How Cawdbot works and the risks: persistent memory and prompt injection
But why so much enthusiasm? What makes Moltbot technically different from ChatGPT, Gemini and Meta AI? The key lies in its persistent memory and proactivity. In short, Moltbot practically remembers conversations and the information it learns through them forever, learning the user’s preferences and using them to act autonomously in their favor, for example by sending autonomous notifications, such as daily summaries or reminders, without waiting for any input from the user himself. It works by operating locally on the user’s device or on servers, but not in the cloud.
As useful as it can be to have a virtual assistant do things for you, many security experts are concerned about the risks involved in using such software. Among them are Rahul Sood and Rachel Tobac. Both issued very clear warnings: If an agent has administrative access to the system, they become a critical target.
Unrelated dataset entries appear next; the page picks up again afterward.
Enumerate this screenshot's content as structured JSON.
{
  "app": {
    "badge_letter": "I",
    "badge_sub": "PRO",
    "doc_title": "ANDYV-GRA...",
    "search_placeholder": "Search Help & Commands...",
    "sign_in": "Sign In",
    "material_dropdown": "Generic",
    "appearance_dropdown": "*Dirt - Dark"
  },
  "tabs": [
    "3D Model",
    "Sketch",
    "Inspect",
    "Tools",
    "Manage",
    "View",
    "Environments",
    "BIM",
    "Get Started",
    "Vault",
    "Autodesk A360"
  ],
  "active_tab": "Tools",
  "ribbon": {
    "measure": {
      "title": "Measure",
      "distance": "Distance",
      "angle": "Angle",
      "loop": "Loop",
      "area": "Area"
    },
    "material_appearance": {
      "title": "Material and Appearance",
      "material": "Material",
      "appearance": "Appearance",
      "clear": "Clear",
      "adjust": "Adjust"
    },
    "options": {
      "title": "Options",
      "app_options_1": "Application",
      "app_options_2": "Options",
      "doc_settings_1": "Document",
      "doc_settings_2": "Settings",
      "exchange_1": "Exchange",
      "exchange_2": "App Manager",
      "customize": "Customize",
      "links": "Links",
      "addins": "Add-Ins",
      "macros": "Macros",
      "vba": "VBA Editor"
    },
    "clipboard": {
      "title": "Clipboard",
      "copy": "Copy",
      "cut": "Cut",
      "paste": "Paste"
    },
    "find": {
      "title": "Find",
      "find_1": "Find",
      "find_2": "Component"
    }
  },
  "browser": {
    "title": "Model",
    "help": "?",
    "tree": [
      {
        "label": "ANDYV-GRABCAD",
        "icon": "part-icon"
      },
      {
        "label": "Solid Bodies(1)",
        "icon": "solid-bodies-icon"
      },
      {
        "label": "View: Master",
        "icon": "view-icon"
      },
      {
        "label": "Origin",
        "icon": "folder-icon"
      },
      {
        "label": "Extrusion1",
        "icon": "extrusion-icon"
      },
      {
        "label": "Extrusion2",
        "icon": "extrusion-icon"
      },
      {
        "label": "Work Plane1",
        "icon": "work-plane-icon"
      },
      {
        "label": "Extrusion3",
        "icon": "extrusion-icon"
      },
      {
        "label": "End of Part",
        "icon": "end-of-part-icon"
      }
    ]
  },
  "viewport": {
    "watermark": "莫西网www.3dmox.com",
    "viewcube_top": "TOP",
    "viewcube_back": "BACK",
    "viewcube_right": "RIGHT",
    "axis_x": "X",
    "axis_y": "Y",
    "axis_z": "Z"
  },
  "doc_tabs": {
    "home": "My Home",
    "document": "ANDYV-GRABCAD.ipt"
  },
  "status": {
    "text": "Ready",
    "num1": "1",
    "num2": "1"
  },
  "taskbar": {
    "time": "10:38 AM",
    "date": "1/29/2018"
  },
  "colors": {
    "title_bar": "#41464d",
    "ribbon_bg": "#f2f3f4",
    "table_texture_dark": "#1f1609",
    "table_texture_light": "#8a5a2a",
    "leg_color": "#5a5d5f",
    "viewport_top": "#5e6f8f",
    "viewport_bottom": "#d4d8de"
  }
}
The main threat is the so-called “prompt injection via content”. Imagine that a cybercriminal sends you a seemingly harmless WhatsApp message (but containing malicious instructions); if the agent reads it, that text could contain hidden instructions to manipulate the AI and force it to perform malicious actions on your computer, all without your knowledge.
Although Moltbot is open source and its code can be inspected by anyone, installing it requires good risk awareness. The developers strongly recommend not running it on the main computer where passwords and sensitive data of various kinds reside. The ideal solution is to use an isolated environment or a VPS. For those unfamiliar with the term, a VPS (Virtual Private Server) is essentially a remote computer that you rent and on which you can install software; this way, if the agent were to be compromised, the damage would remain confined to that remote server and would not affect your personal device.
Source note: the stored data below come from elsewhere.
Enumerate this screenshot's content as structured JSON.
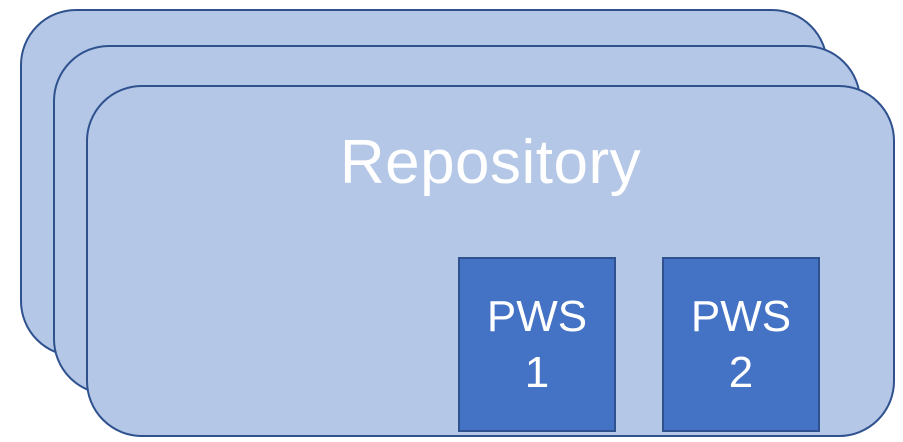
{
  "diagram": {
    "repository_label": "Repository",
    "pws_boxes": [
      {
        "line1": "PWS",
        "line2": "1"
      },
      {
        "line1": "PWS",
        "line2": "2"
      }
    ]
  },
  "colors": {
    "card_fill": "#b4c7e7",
    "card_border": "#2f528f",
    "pws_fill": "#4472c4",
    "text": "#ffffff"
  }
}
At the moment, the safe use of Moltbot therefore requires important precautions and it is wise to treat it more as a sort of “laboratory experiment for professionals” than to be used in everyday life. This, paradoxically, limits its immediate usefulness for the average user who would only like help managing emails, receiving messages on WhatsApp from an AI that suggests he move his Sunday morning ride to the afternoon due to fog, etc. But you can never have too much security and prudence in IT.